Complete or partial trisomy 3 in gastro-intestinal MALT lymphomas co-occurs with aberrations at 18q21 and correlates with advanced disease stage: A study on 25 cases

Abstract

Key Words: MALT lymphoma, Trisomy 3, Trisomy 18

TO THE EDITOR

Taji et al[1] have reported in their study on 13 patients with gastric mucosa-associated lymphoid tissue (MALT) lymphomas an aggressive tumor course in trisomy 3 positive cases. The authors analyzed only stage I patients with classical low-grade marginal zone lymphoma of the MALT type and detected the trisomy 3 using an alpha-satellite DNA probe directed to the centromere. Their data support the observation that trisomy 3 is the most frequent cytogenetic aberration in MALT lymphomas[2,3].

In our previous published series[4] of 29 surgically resected gastrointestinal (GI) t(11;18) negative MALT lymphomas, we have described an adverse prognostic impact of trisomy 18q21 detected by a MALT1-specific fluorescence in situ hybridization (FISH) probe, especially in the lymphomas with high grade component. We have additionally studied 25 of the previously reported GI lymphomas including 7 low grade marginal zone lymphomas and 18 GI diffuse large B-cell lymphomas (DLBCL, including 3 cases with low grade lymphoma component) diagnosed in stage I (n = 8) and in stage >II (n = 17) for complete and partial trisomies 3 using FISH probes for the centromere of chromosome 3 (Vysis, Downer’s Groove, IL, USA) as well as for the BCL6 gene at 3q27 (flanking BAC clones RP11- 528E8 and 690C8)[5]. The latter double-color assay was selected because it targets the critically gained band of chromosome 3 in MALT lymphomas and can detect breakpoints affecting the BCL6 locus, which are recurrent in extranodal DLBCL. For each hybridization, we evaluated 100 cell nuclei. The cut-off level, defined as mean false positive rate (determined in normal gastric mucosa and samples from Helicobacter pylori gastritis) plus three standard deviations, was 5.4% for the centromere 3 probe (trisomy). For the BCL6 probe mix no split or gain of signals was observed in the control samples, but according to the literature, the cut-off level for the detection of trisomy 3q27 or BCL6 breaks was set to 3%[5].

In agreement with the previously published studies, we detected trisomy 3q27 as the most frequent aberration in GI MALT lymphomas, occurring in 9/25 (36%) of the cases. In three of these nine cases, trisomy 3 was indicated by the presence of supernumerary signals for both the centromeric region and the BCL6 locus, whereas in the remaining six cases, a gain of 3q27/BCL6 was detected without a change in the number of centromere signals (partial trisomy 3q27). The only positive stage I lymphoma showed a partial trisomy 3q27. In three cases of the DLBCL subset, one with trisomy 3 and two with partial trisomy 3q27, a separation of the BCL6 signal pair was additionally detected indicating both a BCL6 translocation (two cases potentially with BCL6/IGH rearrangement) and overrepresentation of proximal/distal 3q27.

Trisomies 3q27 were present in 1/8 (13%) stage I and 8/17 (47%) stage >II diseases indicating a significant (P<0.01; χ² test) association of trisomy 3q27 with lymphoma dissemination.
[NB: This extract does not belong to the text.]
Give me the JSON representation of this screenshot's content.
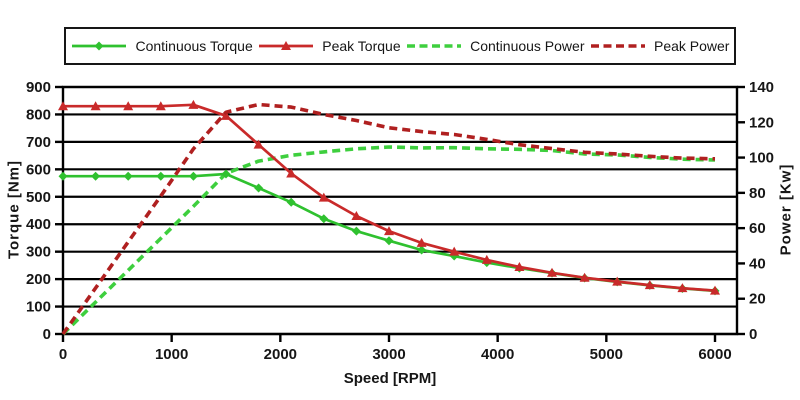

There was a strong correlation between the occurrence of trisomies 18q21/MALT1 and 3q27/BCL6 in the present series of GI MALT lymphomas with 5/6 (83%) 18q21 positive tumors carrying both aberration and only 1/6 (17%) case showing trisomy 18q21 without trisomy 3q27 (P<0.05). We have previously reported that trisomy 18q21/MALT1 to be associated with an unfavorable prognosis in the same series of surgically resected GI MALT lymphomas, which was particularly pronounced in the DLBCL subset[4]. With regard to trisomy 3q27, we observed a trend towards an inferior survival too, P = 0.0727.

Our data highlight that partial trisomies of chromosomes 3 and 18 have to be taken into account when evaluating the course of GI MALT lymphomas. Roughly two-thirds of the gains on the respective chromosomes might not include the centromeric region. Moreover, the co-occurrence of trisomies 3q27 and 18q21 in our group of surgically resected GI MALT lymphomas points to a possible interaction of both loci, especially in patients with an advanced stage disease.